Apple’s CEO, Tim Cook, once traveled to Amsterdam in the Netherlands, visited the art gallery at Rijksmuseum, and stumbled upon a painting that appears to show an iPhone. Is time travel real?

“There was an iPhone in one of the paintings,” he said.

The painting, titled “Man Handing a Letter to a Woman in the Entrance Hall,” was by Pieter de Hooch, a Dutch painter known for its genre works of tranquil domestic scenes with an open doorway. 

The controversial “Man Handing a Letter to a Woman in the Entrance Hall” painting showing an iPhone features a domestic scene painted against the backdrop of a canal in Amsterdam. 

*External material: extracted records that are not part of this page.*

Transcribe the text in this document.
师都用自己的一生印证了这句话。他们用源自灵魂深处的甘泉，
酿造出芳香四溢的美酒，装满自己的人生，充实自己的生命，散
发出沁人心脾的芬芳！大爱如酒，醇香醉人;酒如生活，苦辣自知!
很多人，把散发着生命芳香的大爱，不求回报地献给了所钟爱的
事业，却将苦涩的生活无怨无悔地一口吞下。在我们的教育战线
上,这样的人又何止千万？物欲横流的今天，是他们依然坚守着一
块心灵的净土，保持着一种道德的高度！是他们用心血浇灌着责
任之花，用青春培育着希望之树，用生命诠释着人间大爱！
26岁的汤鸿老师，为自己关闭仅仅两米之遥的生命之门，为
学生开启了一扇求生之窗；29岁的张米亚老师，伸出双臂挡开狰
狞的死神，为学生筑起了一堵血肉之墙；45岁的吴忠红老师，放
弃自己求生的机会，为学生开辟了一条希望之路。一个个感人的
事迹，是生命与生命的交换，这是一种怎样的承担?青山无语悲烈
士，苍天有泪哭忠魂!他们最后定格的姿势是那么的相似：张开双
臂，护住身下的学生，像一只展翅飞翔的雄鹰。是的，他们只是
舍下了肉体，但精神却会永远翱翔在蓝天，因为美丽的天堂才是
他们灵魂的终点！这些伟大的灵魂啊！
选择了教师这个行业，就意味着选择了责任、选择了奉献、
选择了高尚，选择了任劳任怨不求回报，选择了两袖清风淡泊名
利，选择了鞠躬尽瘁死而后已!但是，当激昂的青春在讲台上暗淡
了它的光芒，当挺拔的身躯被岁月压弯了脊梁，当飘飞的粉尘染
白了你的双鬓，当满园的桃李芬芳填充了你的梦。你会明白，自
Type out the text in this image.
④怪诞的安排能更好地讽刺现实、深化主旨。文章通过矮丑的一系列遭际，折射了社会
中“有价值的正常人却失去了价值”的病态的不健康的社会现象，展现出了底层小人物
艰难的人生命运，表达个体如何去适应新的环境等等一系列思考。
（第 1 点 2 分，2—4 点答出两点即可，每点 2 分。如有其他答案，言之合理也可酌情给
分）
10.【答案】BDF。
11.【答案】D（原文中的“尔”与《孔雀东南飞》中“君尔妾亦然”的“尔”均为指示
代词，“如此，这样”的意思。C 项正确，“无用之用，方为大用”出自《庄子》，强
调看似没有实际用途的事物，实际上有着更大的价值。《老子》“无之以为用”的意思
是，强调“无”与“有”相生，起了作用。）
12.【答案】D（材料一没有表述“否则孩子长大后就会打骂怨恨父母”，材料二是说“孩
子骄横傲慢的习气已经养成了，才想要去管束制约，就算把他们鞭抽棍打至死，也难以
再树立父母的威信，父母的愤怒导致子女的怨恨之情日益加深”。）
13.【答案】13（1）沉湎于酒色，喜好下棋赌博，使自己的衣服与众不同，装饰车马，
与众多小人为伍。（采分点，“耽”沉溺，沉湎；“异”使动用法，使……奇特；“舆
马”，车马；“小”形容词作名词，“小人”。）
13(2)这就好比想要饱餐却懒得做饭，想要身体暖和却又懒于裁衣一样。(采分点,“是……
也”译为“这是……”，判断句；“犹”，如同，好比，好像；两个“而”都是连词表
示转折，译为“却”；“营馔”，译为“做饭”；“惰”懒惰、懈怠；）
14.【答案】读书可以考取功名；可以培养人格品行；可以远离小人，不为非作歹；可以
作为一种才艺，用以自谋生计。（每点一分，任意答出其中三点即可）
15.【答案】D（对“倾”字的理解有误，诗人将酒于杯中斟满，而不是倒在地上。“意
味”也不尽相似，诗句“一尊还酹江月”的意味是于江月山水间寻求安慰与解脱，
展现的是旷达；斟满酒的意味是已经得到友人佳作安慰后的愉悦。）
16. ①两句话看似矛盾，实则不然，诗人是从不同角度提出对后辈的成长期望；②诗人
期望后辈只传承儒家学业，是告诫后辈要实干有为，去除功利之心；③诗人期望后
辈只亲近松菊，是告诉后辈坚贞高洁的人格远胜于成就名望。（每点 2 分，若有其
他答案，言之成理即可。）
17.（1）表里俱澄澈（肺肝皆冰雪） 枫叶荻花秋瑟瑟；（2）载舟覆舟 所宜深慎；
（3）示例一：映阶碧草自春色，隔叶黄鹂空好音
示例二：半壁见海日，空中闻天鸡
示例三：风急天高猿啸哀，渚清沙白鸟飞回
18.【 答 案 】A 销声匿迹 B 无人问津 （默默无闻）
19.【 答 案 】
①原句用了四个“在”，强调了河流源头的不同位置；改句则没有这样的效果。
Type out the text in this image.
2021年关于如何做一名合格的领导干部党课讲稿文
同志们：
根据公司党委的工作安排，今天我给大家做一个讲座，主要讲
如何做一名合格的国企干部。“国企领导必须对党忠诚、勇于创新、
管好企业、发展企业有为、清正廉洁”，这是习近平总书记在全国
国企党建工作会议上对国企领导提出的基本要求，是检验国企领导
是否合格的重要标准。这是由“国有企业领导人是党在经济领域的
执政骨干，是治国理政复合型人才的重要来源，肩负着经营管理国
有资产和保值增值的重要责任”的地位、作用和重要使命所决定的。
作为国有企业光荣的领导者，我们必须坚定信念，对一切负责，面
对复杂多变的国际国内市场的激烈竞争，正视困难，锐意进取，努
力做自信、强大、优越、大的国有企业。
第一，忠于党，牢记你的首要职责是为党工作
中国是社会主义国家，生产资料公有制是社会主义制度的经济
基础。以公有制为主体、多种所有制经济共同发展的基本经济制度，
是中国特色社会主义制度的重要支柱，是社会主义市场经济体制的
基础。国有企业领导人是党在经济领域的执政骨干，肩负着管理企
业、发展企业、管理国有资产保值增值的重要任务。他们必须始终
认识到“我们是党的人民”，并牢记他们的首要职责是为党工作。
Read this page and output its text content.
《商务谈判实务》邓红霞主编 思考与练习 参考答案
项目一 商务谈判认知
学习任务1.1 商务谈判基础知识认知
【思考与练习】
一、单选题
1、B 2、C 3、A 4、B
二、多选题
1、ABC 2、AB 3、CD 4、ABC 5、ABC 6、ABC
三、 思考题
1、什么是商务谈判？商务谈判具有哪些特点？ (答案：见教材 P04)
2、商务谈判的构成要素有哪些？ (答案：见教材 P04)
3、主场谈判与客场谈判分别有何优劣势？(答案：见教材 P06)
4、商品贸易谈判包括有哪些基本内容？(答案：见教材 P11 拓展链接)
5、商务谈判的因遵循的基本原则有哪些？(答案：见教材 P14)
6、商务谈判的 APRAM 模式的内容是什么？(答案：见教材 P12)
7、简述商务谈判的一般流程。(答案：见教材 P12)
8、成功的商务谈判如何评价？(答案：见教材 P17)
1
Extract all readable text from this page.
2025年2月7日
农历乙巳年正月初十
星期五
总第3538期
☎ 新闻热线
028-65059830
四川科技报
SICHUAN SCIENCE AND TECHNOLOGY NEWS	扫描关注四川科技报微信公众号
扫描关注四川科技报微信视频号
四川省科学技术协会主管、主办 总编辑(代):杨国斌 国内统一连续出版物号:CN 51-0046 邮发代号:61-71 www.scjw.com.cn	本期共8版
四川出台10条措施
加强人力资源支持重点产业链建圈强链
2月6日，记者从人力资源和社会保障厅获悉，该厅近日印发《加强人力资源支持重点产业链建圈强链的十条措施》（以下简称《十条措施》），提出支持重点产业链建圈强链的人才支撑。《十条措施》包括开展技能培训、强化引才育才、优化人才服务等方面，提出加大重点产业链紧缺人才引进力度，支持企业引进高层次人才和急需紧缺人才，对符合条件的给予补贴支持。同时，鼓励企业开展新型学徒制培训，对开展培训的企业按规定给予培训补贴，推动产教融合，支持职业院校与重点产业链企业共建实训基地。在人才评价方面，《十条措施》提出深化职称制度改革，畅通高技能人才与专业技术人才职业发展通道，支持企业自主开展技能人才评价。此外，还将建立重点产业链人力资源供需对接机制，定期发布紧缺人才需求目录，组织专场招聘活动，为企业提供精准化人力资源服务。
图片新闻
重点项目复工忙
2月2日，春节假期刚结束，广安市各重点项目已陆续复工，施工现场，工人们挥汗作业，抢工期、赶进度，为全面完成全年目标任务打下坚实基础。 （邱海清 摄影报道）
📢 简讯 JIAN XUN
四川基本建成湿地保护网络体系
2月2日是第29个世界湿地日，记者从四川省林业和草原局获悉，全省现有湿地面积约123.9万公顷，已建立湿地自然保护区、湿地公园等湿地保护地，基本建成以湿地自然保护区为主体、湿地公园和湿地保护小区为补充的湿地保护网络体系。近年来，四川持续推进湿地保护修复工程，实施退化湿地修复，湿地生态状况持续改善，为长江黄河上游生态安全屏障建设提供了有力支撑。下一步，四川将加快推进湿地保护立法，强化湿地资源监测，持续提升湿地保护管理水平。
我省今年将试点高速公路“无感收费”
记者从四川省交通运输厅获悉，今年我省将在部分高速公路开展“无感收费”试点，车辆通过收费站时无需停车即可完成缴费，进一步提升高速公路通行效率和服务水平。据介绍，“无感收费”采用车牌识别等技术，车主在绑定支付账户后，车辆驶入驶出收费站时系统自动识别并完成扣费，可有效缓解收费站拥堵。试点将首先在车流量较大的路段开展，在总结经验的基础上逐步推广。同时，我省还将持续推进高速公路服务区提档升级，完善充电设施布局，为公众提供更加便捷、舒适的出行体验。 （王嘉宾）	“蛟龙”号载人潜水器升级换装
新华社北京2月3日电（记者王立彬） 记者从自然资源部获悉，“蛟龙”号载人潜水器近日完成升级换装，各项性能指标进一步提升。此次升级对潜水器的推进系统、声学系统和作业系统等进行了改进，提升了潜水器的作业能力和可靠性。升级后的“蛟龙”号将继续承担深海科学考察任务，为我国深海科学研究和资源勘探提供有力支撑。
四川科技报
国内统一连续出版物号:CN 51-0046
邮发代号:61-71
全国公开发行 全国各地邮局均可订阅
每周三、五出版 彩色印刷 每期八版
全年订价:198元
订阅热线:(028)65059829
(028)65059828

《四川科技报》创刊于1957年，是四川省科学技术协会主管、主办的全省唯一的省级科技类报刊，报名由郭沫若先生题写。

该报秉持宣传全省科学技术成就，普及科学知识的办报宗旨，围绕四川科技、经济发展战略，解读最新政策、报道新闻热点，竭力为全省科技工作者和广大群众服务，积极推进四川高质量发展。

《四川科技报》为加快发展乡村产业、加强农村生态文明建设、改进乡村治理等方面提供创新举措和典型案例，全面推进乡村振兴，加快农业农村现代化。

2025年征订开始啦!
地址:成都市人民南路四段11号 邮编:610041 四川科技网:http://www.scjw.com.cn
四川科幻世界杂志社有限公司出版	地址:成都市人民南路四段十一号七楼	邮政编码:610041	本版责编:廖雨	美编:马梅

The man in the painting is seemingly holding an iPhone in his hands and about to give it to a woman sitting on a chair beside him. 

The title, nevertheless, is quite loud, saying it is not an iPhone but a letter. Besides, looking at the painting’s detail, no Apple icon is even seen or clear. 

But it is baffling people, including the Apple CEO.

Did Apple really invent the iPhone? 

People asked him about the painting in a press conference, where he quipped he was “not so sure” anymore whether Apple really invented and created the iPhone. 

“I always thought I knew when the iPhone was invented, but now I’m not so sure anymore,” Cook said. “It’s tough to see but I swear it’s there.”

Not the first instance

That was not the first instance an “iPhone” was spotted on paintings created several years ago. 

There was an artwork from the 1900s titled “Mr. Pynchon and the Settling of Springfield,” wherein a man in the painting is holding a tiny black rectangular object that resembles an iPhone, looking directly at it as if he is taking a selfie. 

“Mr. Pynchon and the Settling of Springfield” was by Umberto Romano, an Italian artist who completed it in 1937. The painting depicts the arrival of settlers during the 17th century.

But wait, there’s more. Another instance of an “iPhone” appearing in an old painting was in “The Expected One” by Ferdinand George Waldmüller, who completed the artwork in 1860. The painting shows a girl lost in her “iPhone” as she walks on the fields. However, the object is actually a prayer book.

These things are pretty eerie, right? Are you also baffled?